1st Edition

The Reproduction of Evil A Clinical and Cultural Perspective

By Sue Grand Copyright 2002
    216 Pages
    by Routledge

    216 Pages
    by Routledge

    Why is it that victims of abuse so often become perpetrators, and what can psychoanalysis offer to these survivor-perpetrators, whose criminal conduct seems to transcend the possibilities of empathic psychoanalytic inquiry. In The Reproduction of Evil, Sue Grand engages these deeply troublesome issues in the belief that psychoanalysts can and should reclaim the study of what lies beyond ordinary human empathy. Her goal is to elucidate the link between traumatic memory and the perpetration of evil. To this end, she presents an interdisciplinary analysis, at once scholarly and passionate, of the ways in which families and cultures transform victims of malignant trauma into perpetrators of these very traumas on others. Through intensive case studies, Grand draws the reader into the world of the survivor-perpetrators who commit acts of child abuse, of incest, of racial persecution, even of homicide and genocide. By infusing psychoanalytic inquiry with cultural analysis and by supplementing clinical vignettes with well-chosen literary illustrations, Grand is able to convey the survivor-perpetrator's immediacy of experience in a manner that readers may find unsettling, even uncanny.

    By interweaving psychoanalytic, sociohistorical, and literary perspectives, Grand fills a critical lacuna in the literature about trauma and its intergenerational transmission. Her analysis of the psychodynamic processes and cultural tensions that bind perpetrators, victims, and bystanders provides trenchant insights into the violence and fragmentation that beset our society. Essential reading for a wide clinical audience, The Reproduction of Evil will also be powerfully informative for academic and lay readers interested in the intrapsychic, interpersonal, and cultural factors that account for the perpetuation of evil from generation to generation.

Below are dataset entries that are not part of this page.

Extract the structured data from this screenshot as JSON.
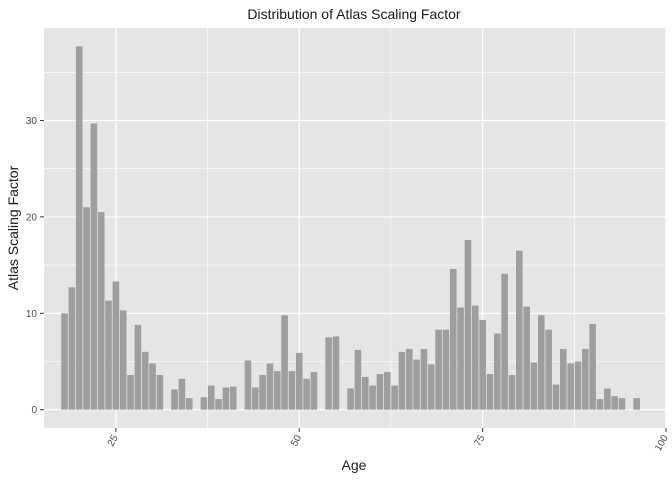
{
  "chart_data": {
    "type": "bar",
    "title": "Distribution of Atlas Scaling Factor",
    "xlabel": "Age",
    "ylabel": "Atlas Scaling Factor",
    "xlim": [
      15.2,
      100.0
    ],
    "ylim": [
      -1.9,
      39.6
    ],
    "x_ticks": [
      25,
      50,
      75,
      100
    ],
    "x_tick_labels": [
      "25",
      "50",
      "75",
      "100"
    ],
    "y_ticks": [
      0,
      10,
      20,
      30
    ],
    "y_tick_labels": [
      "0",
      "10",
      "20",
      "30"
    ],
    "grid": true,
    "legend": "none",
    "bar_color": "#9e9e9e",
    "panel_color": "#e5e5e5",
    "grid_color": "#ffffff",
    "x": [
      18,
      19,
      20,
      21,
      22,
      23,
      24,
      25,
      26,
      27,
      28,
      29,
      30,
      31,
      33,
      34,
      35,
      37,
      38,
      39,
      40,
      41,
      43,
      44,
      45,
      46,
      47,
      48,
      49,
      50,
      51,
      52,
      54,
      55,
      57,
      58,
      59,
      60,
      61,
      62,
      63,
      64,
      65,
      66,
      67,
      68,
      69,
      70,
      71,
      72,
      73,
      74,
      75,
      76,
      77,
      78,
      79,
      80,
      81,
      82,
      83,
      84,
      85,
      86,
      87,
      88,
      89,
      90,
      91,
      92,
      93,
      94,
      96
    ],
    "values": [
      10.0,
      12.7,
      37.7,
      21.0,
      29.7,
      20.5,
      11.3,
      13.3,
      10.3,
      3.6,
      8.8,
      6.0,
      4.8,
      3.6,
      2.1,
      3.2,
      1.2,
      1.3,
      2.5,
      1.1,
      2.3,
      2.4,
      5.1,
      2.3,
      3.6,
      4.8,
      4.0,
      9.8,
      4.0,
      5.9,
      3.2,
      3.9,
      7.5,
      7.6,
      2.2,
      6.2,
      3.4,
      2.5,
      3.7,
      3.9,
      2.5,
      6.0,
      6.3,
      5.2,
      6.3,
      4.7,
      8.3,
      8.3,
      14.6,
      10.6,
      17.6,
      10.8,
      9.3,
      3.7,
      7.9,
      14.1,
      3.6,
      16.5,
      10.7,
      4.9,
      9.8,
      8.3,
      2.6,
      6.3,
      4.8,
      5.0,
      6.3,
      8.9,
      1.1,
      2.2,
      1.4,
      1.2,
      1.2
    ]
  }
}
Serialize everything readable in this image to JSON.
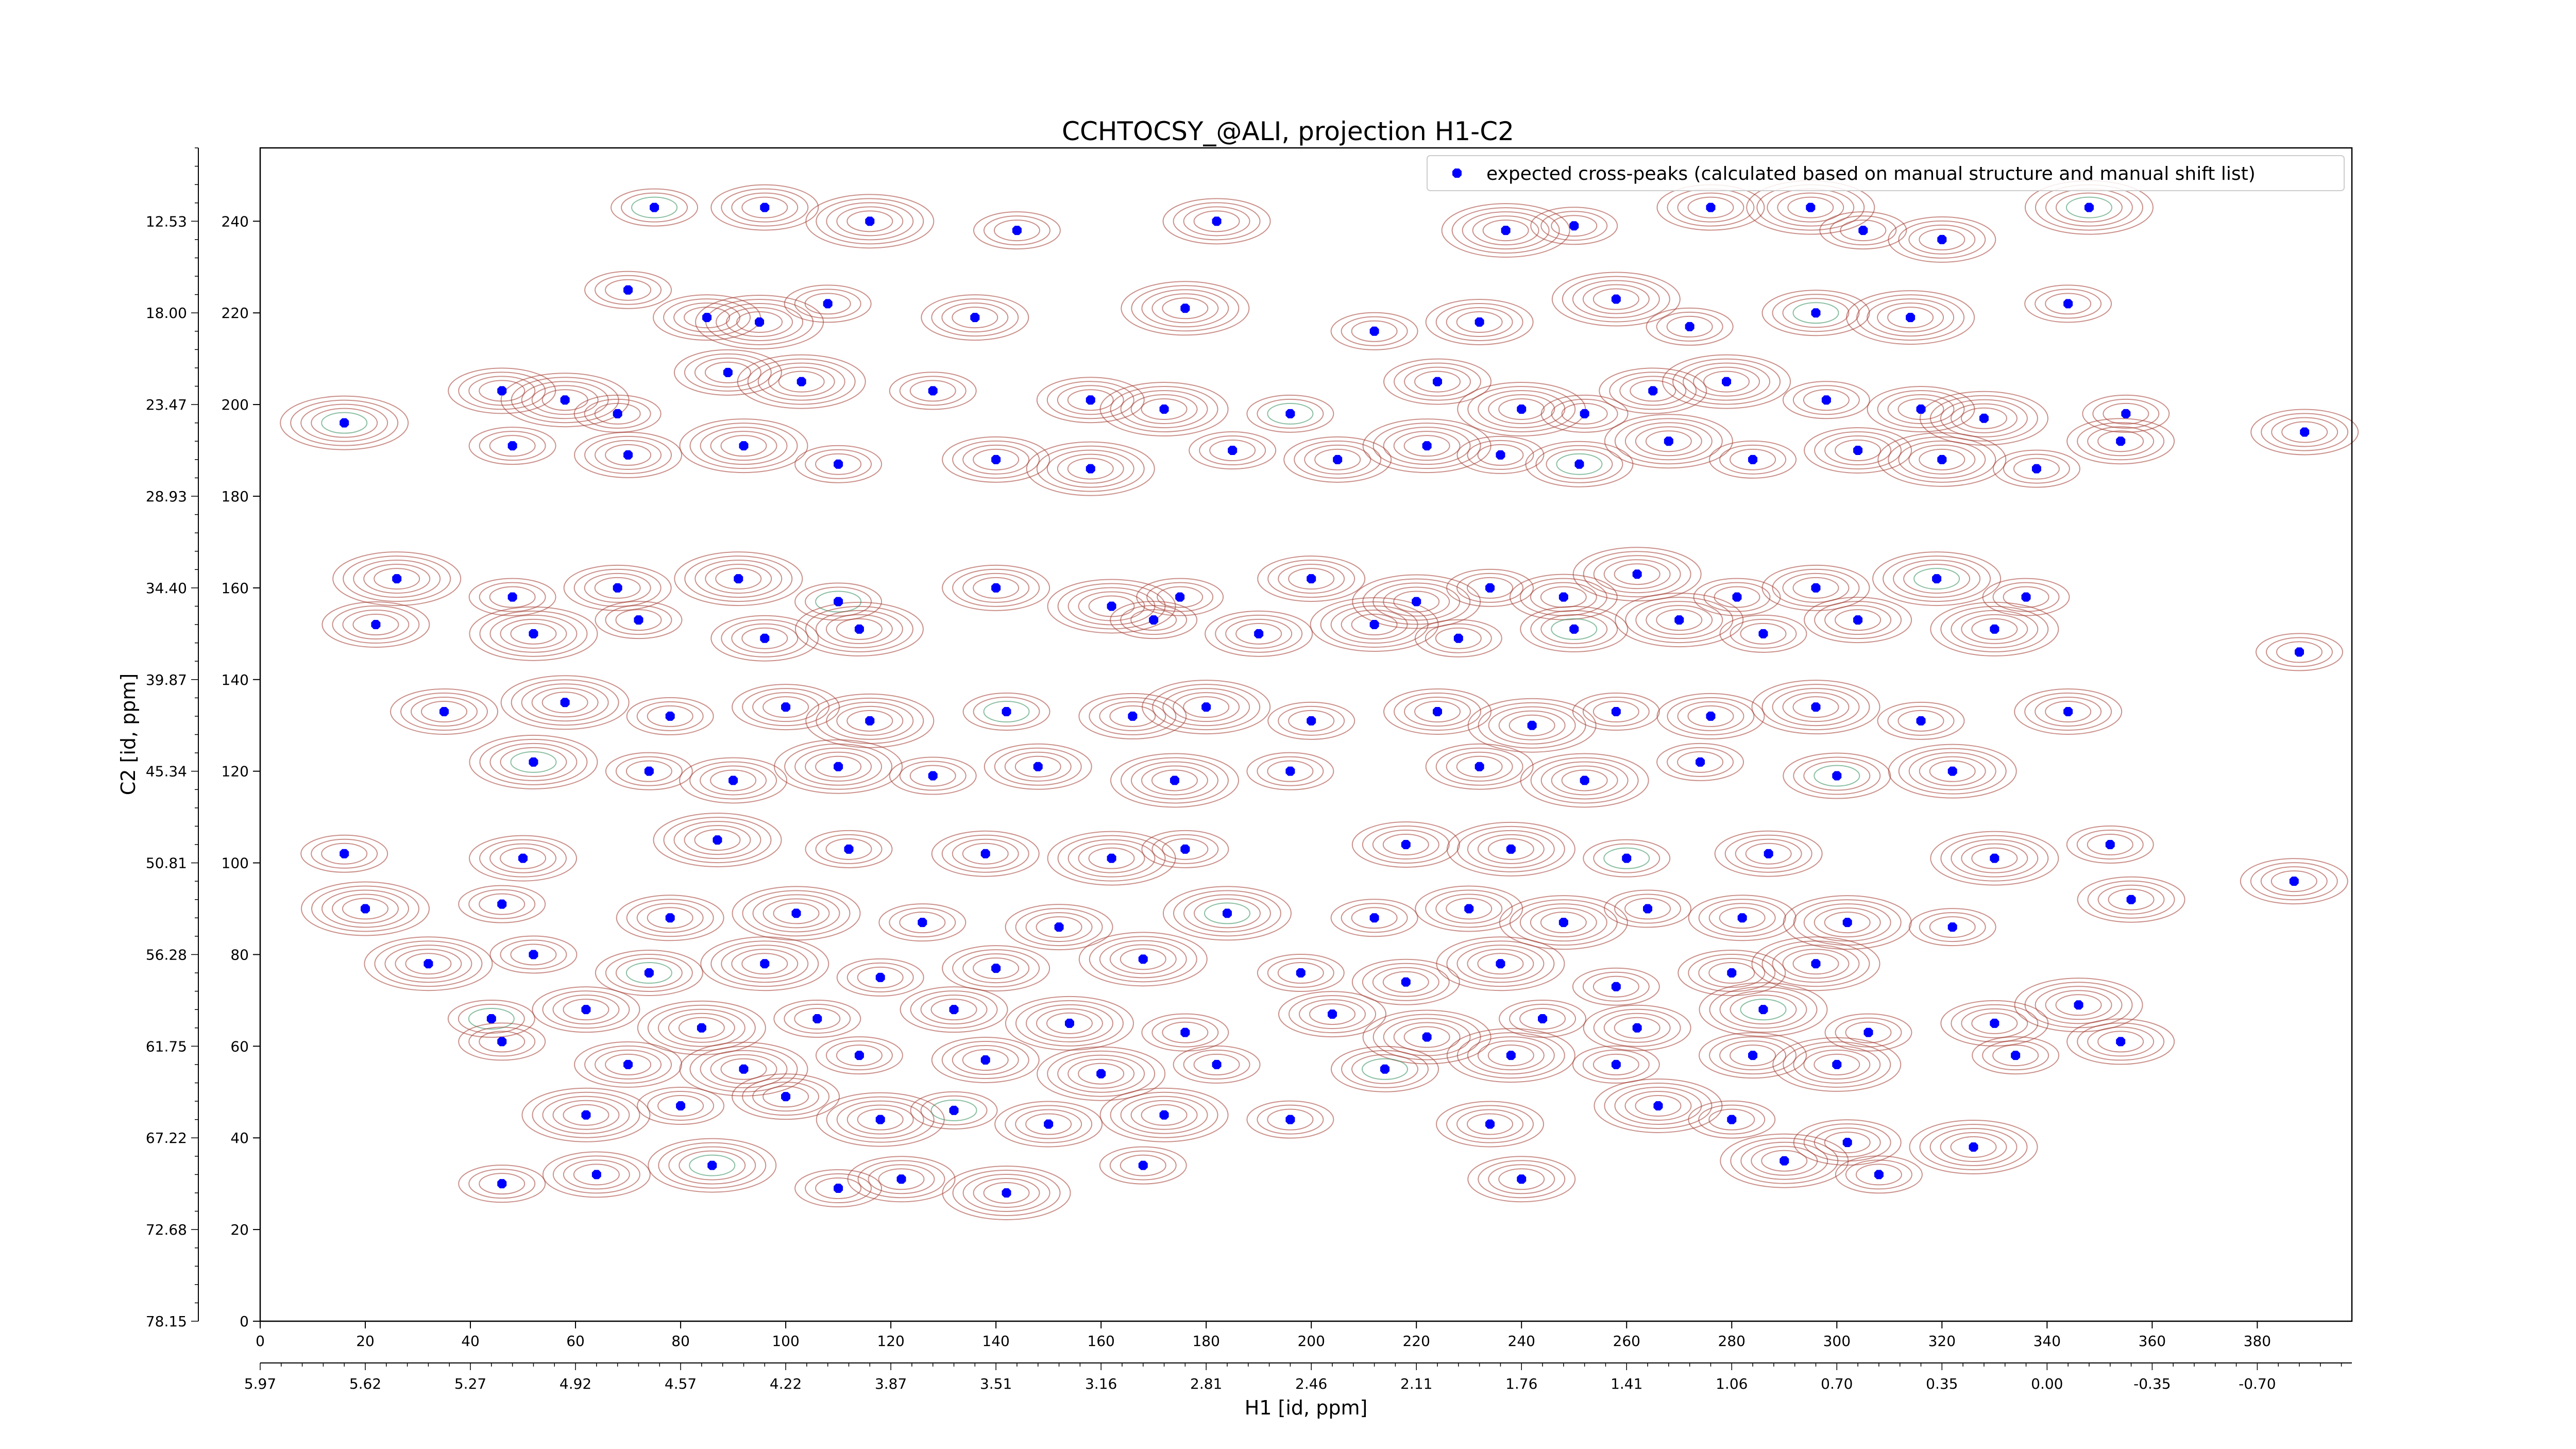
{
  "chart_data": {
    "type": "scatter",
    "title": "CCHTOCSY_@ALI, projection H1-C2",
    "xlabel": "H1 [id, ppm]",
    "ylabel": "C2 [id, ppm]",
    "xlim": [
      0,
      398
    ],
    "ylim": [
      0,
      256
    ],
    "x_ticks": [
      0,
      20,
      40,
      60,
      80,
      100,
      120,
      140,
      160,
      180,
      200,
      220,
      240,
      260,
      280,
      300,
      320,
      340,
      360,
      380
    ],
    "y_ticks": [
      0,
      20,
      40,
      60,
      80,
      100,
      120,
      140,
      160,
      180,
      200,
      220,
      240
    ],
    "x_ppm_ticks": [
      "5.97",
      "5.62",
      "5.27",
      "4.92",
      "4.57",
      "4.22",
      "3.87",
      "3.51",
      "3.16",
      "2.81",
      "2.46",
      "2.11",
      "1.76",
      "1.41",
      "1.06",
      "0.70",
      "0.35",
      "0.00",
      "-0.35",
      "-0.70"
    ],
    "y_ppm_ticks": [
      "78.15",
      "72.68",
      "67.22",
      "61.75",
      "56.28",
      "50.81",
      "45.34",
      "39.87",
      "34.40",
      "28.93",
      "23.47",
      "18.00",
      "12.53"
    ],
    "legend": {
      "label": "expected cross-peaks (calculated based on manual structure and manual shift list)",
      "position": "top-right"
    },
    "grid": false,
    "colors": {
      "markers": "#0000ff",
      "positive_contours": "#a0362b",
      "negative_contours": "#2e8b57"
    },
    "series": [
      {
        "name": "expected cross-peaks (calculated based on manual structure and manual shift list)",
        "points": [
          [
            75,
            243
          ],
          [
            96,
            243
          ],
          [
            116,
            240
          ],
          [
            144,
            238
          ],
          [
            182,
            240
          ],
          [
            237,
            238
          ],
          [
            250,
            239
          ],
          [
            276,
            243
          ],
          [
            295,
            243
          ],
          [
            305,
            238
          ],
          [
            320,
            236
          ],
          [
            348,
            243
          ],
          [
            70,
            225
          ],
          [
            85,
            219
          ],
          [
            95,
            218
          ],
          [
            108,
            222
          ],
          [
            136,
            219
          ],
          [
            176,
            221
          ],
          [
            212,
            216
          ],
          [
            232,
            218
          ],
          [
            258,
            223
          ],
          [
            272,
            217
          ],
          [
            296,
            220
          ],
          [
            314,
            219
          ],
          [
            344,
            222
          ],
          [
            46,
            203
          ],
          [
            58,
            201
          ],
          [
            68,
            198
          ],
          [
            89,
            207
          ],
          [
            103,
            205
          ],
          [
            128,
            203
          ],
          [
            158,
            201
          ],
          [
            172,
            199
          ],
          [
            196,
            198
          ],
          [
            224,
            205
          ],
          [
            240,
            199
          ],
          [
            252,
            198
          ],
          [
            265,
            203
          ],
          [
            279,
            205
          ],
          [
            298,
            201
          ],
          [
            316,
            199
          ],
          [
            328,
            197
          ],
          [
            355,
            198
          ],
          [
            389,
            194
          ],
          [
            16,
            196
          ],
          [
            48,
            191
          ],
          [
            70,
            189
          ],
          [
            92,
            191
          ],
          [
            110,
            187
          ],
          [
            140,
            188
          ],
          [
            158,
            186
          ],
          [
            185,
            190
          ],
          [
            205,
            188
          ],
          [
            222,
            191
          ],
          [
            236,
            189
          ],
          [
            251,
            187
          ],
          [
            268,
            192
          ],
          [
            284,
            188
          ],
          [
            304,
            190
          ],
          [
            320,
            188
          ],
          [
            338,
            186
          ],
          [
            354,
            192
          ],
          [
            26,
            162
          ],
          [
            48,
            158
          ],
          [
            68,
            160
          ],
          [
            91,
            162
          ],
          [
            110,
            157
          ],
          [
            140,
            160
          ],
          [
            162,
            156
          ],
          [
            175,
            158
          ],
          [
            200,
            162
          ],
          [
            220,
            157
          ],
          [
            234,
            160
          ],
          [
            248,
            158
          ],
          [
            262,
            163
          ],
          [
            281,
            158
          ],
          [
            296,
            160
          ],
          [
            319,
            162
          ],
          [
            336,
            158
          ],
          [
            22,
            152
          ],
          [
            52,
            150
          ],
          [
            72,
            153
          ],
          [
            96,
            149
          ],
          [
            114,
            151
          ],
          [
            170,
            153
          ],
          [
            190,
            150
          ],
          [
            212,
            152
          ],
          [
            228,
            149
          ],
          [
            250,
            151
          ],
          [
            270,
            153
          ],
          [
            286,
            150
          ],
          [
            304,
            153
          ],
          [
            330,
            151
          ],
          [
            388,
            146
          ],
          [
            35,
            133
          ],
          [
            58,
            135
          ],
          [
            78,
            132
          ],
          [
            100,
            134
          ],
          [
            116,
            131
          ],
          [
            142,
            133
          ],
          [
            166,
            132
          ],
          [
            180,
            134
          ],
          [
            200,
            131
          ],
          [
            224,
            133
          ],
          [
            242,
            130
          ],
          [
            258,
            133
          ],
          [
            276,
            132
          ],
          [
            296,
            134
          ],
          [
            316,
            131
          ],
          [
            344,
            133
          ],
          [
            52,
            122
          ],
          [
            74,
            120
          ],
          [
            90,
            118
          ],
          [
            110,
            121
          ],
          [
            128,
            119
          ],
          [
            148,
            121
          ],
          [
            174,
            118
          ],
          [
            196,
            120
          ],
          [
            232,
            121
          ],
          [
            252,
            118
          ],
          [
            274,
            122
          ],
          [
            300,
            119
          ],
          [
            322,
            120
          ],
          [
            16,
            102
          ],
          [
            50,
            101
          ],
          [
            87,
            105
          ],
          [
            112,
            103
          ],
          [
            138,
            102
          ],
          [
            162,
            101
          ],
          [
            176,
            103
          ],
          [
            218,
            104
          ],
          [
            238,
            103
          ],
          [
            260,
            101
          ],
          [
            287,
            102
          ],
          [
            330,
            101
          ],
          [
            352,
            104
          ],
          [
            387,
            96
          ],
          [
            20,
            90
          ],
          [
            46,
            91
          ],
          [
            78,
            88
          ],
          [
            102,
            89
          ],
          [
            126,
            87
          ],
          [
            152,
            86
          ],
          [
            184,
            89
          ],
          [
            212,
            88
          ],
          [
            230,
            90
          ],
          [
            248,
            87
          ],
          [
            264,
            90
          ],
          [
            282,
            88
          ],
          [
            302,
            87
          ],
          [
            322,
            86
          ],
          [
            356,
            92
          ],
          [
            32,
            78
          ],
          [
            52,
            80
          ],
          [
            74,
            76
          ],
          [
            96,
            78
          ],
          [
            118,
            75
          ],
          [
            140,
            77
          ],
          [
            168,
            79
          ],
          [
            198,
            76
          ],
          [
            218,
            74
          ],
          [
            236,
            78
          ],
          [
            258,
            73
          ],
          [
            280,
            76
          ],
          [
            296,
            78
          ],
          [
            44,
            66
          ],
          [
            62,
            68
          ],
          [
            84,
            64
          ],
          [
            106,
            66
          ],
          [
            132,
            68
          ],
          [
            154,
            65
          ],
          [
            176,
            63
          ],
          [
            204,
            67
          ],
          [
            222,
            62
          ],
          [
            244,
            66
          ],
          [
            262,
            64
          ],
          [
            286,
            68
          ],
          [
            306,
            63
          ],
          [
            330,
            65
          ],
          [
            346,
            69
          ],
          [
            46,
            61
          ],
          [
            70,
            56
          ],
          [
            92,
            55
          ],
          [
            114,
            58
          ],
          [
            138,
            57
          ],
          [
            160,
            54
          ],
          [
            182,
            56
          ],
          [
            214,
            55
          ],
          [
            238,
            58
          ],
          [
            258,
            56
          ],
          [
            284,
            58
          ],
          [
            300,
            56
          ],
          [
            334,
            58
          ],
          [
            354,
            61
          ],
          [
            62,
            45
          ],
          [
            80,
            47
          ],
          [
            100,
            49
          ],
          [
            118,
            44
          ],
          [
            132,
            46
          ],
          [
            150,
            43
          ],
          [
            172,
            45
          ],
          [
            196,
            44
          ],
          [
            234,
            43
          ],
          [
            266,
            47
          ],
          [
            280,
            44
          ],
          [
            302,
            39
          ],
          [
            326,
            38
          ],
          [
            46,
            30
          ],
          [
            64,
            32
          ],
          [
            86,
            34
          ],
          [
            110,
            29
          ],
          [
            122,
            31
          ],
          [
            142,
            28
          ],
          [
            168,
            34
          ],
          [
            240,
            31
          ],
          [
            290,
            35
          ],
          [
            308,
            32
          ]
        ]
      }
    ]
  }
}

    1. An Introduction to Malignant Dissociative Contagion
    2. Loneliness and the Allure of Bodily Cruelty
    3. Child Abuse and the Problem of Knowing History
    4. The Paradox of Innocence: Dissociative States in Perpetrators of Bodily Violation
    5. Malignance and the Bestiality of Survival
    6. The Depravities of the Nonhuman Self: Greed, Murder, Persecution
    7.  Frankenstein and His monster: Grief and the Escape from Grief
    8. The Problem of Redemption: From Homicide to Psychic Annihilation

    Biography

    Sue Grand

    "Drawing on her own clinical experiences and the work of others, Sue Grand challenges us to take on the perilous task of identifying individuals dedicated to malice and killing, and to try to work with them on the murderous core of their personality through psychoanalytic psychotherapy.  Among the many merits of her book are her rich clinical and historical portraits of those individuals at risk for a life of 'malignant dissociative disorder' and her clarification of the role of confrontation in their treatment.  It is essential, Grand holds, for these patients to take responsibility for their hateful forms of destructiveness.  It is the therapist's challenge, on the other hand, to bear the pain with the patient, to resist the temptation of revenge, and thereby to provide a therapeutic medium for the process of self-healing.  In a century in which the Holocaust was at first glance easier to comprehen because it was preceded by the long-standing Nazi habit of declaring victims to be 'enemy aliens,' it behooves us to study the phenomena of human destructiveness.  The Reproduction of Evil is essential to such study."

    - Henry Krystal, M.D., Author, Integration and Self Healing (Analytic Press, 1993)

    "The Reproduction of Evil is a moving book written by a therapist who is also a philosopher and a poet.  When Sue Grand presents her clinical findings, we hear more than cases; we meet people who, in spite of deep disturbances, are uniquely alive.  Grand's book is an important addition to the literature on massive social evil, a phenomenon that has been the hallmark of the century behind us."

    - Martin S. Bergmann, Ph.D., Clinical Professor of Psychology, NYU

    "Sue Grand offers us a fascinating, profound, and wide-ranging reflection on trauma, abuse, and dissociation.  As she weaves her remarkable narrative, she is able to unify the concrete reality of pain and violence with the best of what psychoanalytic theory has to offer.  Her ethical clarity, her depth of observation, her elegant writing, and the courageousness of her clinical stance place her among the few psychoanalysts who truly inspire us to consider afresh the furthest reaches and darkest edges of our field."